Euroinmobiliaria® · · 2 min de leitura

Compradores estrangeiros disputam as antigas casas dos armadores baleeiros das Lajes do Pico
Foto: José Luís Ávila Silveira / Pedro Noronha e Costa / Wikimedia Commons (Domínio público)

Um património baleeiro que agora se vende como habitação de luxo

As Lajes do Pico conservam casas de armadores e capitães baleeiros com cantaria de pedra do século XIX.

O perfil do comprador que chega de fora

Compradores da Europa Central e da América do Norte assumem obras de reabilitação em troca de carácter histórico.

Reabilitações que reativam ofícios locais

A compra destas casas reativa ofícios de cantaria e carpintaria tradicional quase em desuso.

O risco de afastar os moradores de sempre

Os residentes de sempre têm cada vez mais dificuldade em aceder a estas mesmas casas.

Um património ligado à memória baleeira

As Lajes do Pico foram durante gerações um dos principais portos baleeiros do arquipélago açoriano, uma atividade que deixou atrás de si um conjunto singular de casas senhoriais construídas por armadores e capitães com a pedra vulcânica caraterística da ilha. Boa parte deste património manteve-se durante décadas nas mãos das mesmas famílias, até que a mudança de geração e o interesse de compradores estrangeiros começaram a alterar esta situação.

O atrativo para o comprador internacional

Compradores vindos da Alemanha, dos Países Baixos e dos Estados Unidos valorizam sobretudo o carácter histórico destas casas, com fachadas de cantaria trabalhada e distribuições interiores próprias da arquitetura do século XIX. Muitos deles assumem de forma consciente o custo e a complexidade de uma reabilitação integral, em troca de preservarem um imóvel com um carácter difícil de encontrar noutras zonas do arquipélago.

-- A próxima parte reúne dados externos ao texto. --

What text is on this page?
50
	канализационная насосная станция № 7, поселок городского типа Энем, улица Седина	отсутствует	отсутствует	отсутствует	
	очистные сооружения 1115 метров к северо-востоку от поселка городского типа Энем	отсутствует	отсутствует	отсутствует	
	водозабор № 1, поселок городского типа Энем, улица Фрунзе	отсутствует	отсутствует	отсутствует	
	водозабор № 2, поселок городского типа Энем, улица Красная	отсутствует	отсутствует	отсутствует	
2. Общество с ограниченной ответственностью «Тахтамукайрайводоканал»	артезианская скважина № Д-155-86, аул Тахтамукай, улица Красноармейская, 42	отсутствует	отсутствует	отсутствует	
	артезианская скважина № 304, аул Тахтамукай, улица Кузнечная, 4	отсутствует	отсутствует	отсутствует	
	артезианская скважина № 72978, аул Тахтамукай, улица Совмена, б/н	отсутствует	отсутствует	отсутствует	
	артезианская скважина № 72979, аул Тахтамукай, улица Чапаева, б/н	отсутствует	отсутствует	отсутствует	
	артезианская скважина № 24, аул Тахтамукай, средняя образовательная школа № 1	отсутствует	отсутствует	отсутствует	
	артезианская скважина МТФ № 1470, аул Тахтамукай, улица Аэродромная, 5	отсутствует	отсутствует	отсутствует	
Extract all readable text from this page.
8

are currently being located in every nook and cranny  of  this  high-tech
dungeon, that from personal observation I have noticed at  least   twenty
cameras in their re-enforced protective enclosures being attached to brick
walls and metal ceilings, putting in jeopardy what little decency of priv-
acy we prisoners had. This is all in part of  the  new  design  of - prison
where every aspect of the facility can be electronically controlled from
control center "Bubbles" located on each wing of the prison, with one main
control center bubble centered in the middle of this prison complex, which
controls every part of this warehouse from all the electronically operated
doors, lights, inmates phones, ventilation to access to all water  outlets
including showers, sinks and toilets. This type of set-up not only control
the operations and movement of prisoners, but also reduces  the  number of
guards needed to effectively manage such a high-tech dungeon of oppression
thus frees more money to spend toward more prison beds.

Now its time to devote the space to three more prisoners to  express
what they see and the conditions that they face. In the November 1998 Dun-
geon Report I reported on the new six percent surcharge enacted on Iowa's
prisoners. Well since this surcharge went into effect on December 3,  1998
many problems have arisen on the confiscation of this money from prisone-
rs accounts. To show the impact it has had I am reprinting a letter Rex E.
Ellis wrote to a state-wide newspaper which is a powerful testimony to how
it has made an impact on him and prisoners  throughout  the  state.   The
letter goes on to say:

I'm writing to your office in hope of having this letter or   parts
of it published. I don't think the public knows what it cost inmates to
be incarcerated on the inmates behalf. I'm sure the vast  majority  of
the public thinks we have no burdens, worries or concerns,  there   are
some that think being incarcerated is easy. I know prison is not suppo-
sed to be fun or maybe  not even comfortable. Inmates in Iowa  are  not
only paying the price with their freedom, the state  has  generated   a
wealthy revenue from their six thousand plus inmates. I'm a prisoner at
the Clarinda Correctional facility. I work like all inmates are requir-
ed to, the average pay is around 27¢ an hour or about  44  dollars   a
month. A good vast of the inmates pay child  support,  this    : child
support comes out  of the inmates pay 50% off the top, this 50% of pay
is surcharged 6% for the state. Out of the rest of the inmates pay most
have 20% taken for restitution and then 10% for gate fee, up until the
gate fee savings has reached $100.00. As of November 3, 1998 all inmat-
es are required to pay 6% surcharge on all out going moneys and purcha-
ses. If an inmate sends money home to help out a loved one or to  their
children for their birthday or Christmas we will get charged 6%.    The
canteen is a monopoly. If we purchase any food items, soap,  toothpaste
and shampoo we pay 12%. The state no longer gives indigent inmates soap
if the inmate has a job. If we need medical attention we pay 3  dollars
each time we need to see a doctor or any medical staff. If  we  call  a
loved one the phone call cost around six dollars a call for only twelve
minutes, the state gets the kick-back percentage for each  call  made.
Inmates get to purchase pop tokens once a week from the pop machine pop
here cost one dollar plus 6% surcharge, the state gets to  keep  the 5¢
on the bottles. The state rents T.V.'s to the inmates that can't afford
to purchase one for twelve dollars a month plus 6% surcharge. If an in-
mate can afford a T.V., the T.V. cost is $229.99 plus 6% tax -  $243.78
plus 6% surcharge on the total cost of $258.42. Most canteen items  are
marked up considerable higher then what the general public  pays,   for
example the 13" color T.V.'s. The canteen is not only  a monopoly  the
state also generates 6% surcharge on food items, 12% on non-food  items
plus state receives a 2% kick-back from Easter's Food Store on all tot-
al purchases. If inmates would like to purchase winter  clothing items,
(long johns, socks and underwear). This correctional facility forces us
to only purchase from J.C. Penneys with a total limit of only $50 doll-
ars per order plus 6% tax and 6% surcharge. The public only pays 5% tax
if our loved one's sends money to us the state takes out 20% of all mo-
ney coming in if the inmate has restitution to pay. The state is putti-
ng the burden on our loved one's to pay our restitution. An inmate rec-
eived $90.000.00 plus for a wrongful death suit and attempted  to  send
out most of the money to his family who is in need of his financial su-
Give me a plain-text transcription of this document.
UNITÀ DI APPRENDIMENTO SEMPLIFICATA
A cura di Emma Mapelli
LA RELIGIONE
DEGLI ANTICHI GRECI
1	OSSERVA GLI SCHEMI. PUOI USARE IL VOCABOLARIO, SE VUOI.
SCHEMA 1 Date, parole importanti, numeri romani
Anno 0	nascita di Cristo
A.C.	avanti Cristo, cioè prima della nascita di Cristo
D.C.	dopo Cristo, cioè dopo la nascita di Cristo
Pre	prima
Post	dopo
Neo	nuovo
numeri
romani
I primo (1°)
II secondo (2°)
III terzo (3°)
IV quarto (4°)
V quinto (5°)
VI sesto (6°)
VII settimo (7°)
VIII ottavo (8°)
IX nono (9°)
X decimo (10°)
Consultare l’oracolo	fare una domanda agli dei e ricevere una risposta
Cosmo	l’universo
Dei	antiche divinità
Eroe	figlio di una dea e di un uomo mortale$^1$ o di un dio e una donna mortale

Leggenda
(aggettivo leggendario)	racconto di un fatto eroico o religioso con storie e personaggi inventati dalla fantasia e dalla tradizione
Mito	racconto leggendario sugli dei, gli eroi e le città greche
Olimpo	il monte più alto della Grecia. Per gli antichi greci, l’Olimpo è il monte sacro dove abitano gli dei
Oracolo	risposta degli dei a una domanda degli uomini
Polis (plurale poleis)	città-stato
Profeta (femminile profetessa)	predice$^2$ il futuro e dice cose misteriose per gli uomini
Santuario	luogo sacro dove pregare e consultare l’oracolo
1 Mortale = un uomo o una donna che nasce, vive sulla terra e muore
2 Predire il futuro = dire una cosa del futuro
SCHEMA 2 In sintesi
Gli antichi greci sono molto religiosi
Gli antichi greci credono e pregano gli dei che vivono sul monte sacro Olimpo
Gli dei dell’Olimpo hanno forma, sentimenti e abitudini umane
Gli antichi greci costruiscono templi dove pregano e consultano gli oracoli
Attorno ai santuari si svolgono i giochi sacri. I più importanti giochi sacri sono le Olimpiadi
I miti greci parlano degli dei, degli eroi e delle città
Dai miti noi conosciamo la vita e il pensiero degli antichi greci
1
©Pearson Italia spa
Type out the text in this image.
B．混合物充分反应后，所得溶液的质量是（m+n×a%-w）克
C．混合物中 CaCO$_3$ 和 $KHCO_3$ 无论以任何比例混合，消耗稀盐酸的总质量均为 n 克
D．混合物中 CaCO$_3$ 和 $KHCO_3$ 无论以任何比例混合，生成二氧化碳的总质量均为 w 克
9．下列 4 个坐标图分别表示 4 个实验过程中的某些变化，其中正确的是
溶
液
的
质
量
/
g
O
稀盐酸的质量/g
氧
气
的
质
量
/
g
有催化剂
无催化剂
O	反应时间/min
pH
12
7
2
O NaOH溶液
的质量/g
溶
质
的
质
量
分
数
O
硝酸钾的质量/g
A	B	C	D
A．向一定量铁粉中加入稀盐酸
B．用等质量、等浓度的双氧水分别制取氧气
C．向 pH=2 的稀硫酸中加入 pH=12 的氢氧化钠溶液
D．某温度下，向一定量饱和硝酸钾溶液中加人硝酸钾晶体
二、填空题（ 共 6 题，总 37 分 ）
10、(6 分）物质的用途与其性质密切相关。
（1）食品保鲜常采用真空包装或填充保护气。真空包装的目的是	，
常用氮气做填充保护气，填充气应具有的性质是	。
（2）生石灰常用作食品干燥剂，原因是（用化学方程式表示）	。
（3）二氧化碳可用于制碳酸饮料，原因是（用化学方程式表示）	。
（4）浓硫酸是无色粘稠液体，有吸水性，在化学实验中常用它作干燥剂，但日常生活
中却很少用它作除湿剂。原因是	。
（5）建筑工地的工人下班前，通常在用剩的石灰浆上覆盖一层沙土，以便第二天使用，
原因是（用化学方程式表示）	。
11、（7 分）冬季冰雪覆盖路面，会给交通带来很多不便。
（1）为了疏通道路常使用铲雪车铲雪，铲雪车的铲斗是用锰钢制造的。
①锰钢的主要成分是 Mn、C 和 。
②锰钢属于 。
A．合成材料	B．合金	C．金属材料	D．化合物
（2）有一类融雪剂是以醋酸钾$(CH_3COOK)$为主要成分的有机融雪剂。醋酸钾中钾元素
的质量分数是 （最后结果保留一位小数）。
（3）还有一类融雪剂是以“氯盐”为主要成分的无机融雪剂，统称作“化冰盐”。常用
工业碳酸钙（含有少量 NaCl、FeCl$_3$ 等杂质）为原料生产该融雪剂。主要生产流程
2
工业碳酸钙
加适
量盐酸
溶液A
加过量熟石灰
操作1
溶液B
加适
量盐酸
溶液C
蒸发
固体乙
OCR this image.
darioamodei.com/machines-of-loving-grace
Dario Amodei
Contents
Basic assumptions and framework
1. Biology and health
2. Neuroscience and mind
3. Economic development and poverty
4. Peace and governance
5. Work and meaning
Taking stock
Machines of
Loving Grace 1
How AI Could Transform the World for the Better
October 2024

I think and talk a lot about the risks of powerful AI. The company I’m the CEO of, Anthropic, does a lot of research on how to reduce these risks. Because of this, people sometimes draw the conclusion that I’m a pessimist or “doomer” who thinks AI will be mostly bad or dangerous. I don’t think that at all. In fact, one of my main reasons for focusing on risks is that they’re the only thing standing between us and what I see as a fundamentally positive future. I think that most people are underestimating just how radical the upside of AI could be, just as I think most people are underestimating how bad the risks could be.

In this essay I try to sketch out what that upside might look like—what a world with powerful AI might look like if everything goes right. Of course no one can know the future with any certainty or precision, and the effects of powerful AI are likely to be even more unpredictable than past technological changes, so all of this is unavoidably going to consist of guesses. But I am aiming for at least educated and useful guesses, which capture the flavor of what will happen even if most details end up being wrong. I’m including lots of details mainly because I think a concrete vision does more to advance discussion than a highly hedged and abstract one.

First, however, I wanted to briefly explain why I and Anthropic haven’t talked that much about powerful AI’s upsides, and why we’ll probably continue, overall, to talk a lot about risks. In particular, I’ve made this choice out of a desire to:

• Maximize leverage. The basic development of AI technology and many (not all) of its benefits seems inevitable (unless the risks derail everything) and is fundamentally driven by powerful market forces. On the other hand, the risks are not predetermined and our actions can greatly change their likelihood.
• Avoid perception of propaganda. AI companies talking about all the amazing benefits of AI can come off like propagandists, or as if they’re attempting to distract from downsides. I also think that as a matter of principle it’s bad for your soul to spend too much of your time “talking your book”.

Um impulso para os ofícios tradicionais

A procura de reabilitações fiéis ao estilo original reativou ofícios como a cantaria e a carpintaria tradicional, praticamente em desuso na ilha até há poucos anos. Mestres artesãos que noutros tempos teriam tido de emigrar para encontrar trabalho especializado têm agora encomendas ligadas diretamente a este tipo de reabilitação patrimonial.

O outro lado da valorização

O interesse internacional por estas casas históricas fez subir também o seu preço de venda, o que dificulta que famílias locais com ligações de gerações a estas casas as possam comprar quando chegam ao mercado. Moradores das Lajes do Pico admitem sentimentos contraditórios perante este fenómeno: por um lado, veem com satisfação que o património se conserve e valorize; por outro, receiam que o centro histórico acabe maioritariamente nas mãos de proprietários não residentes.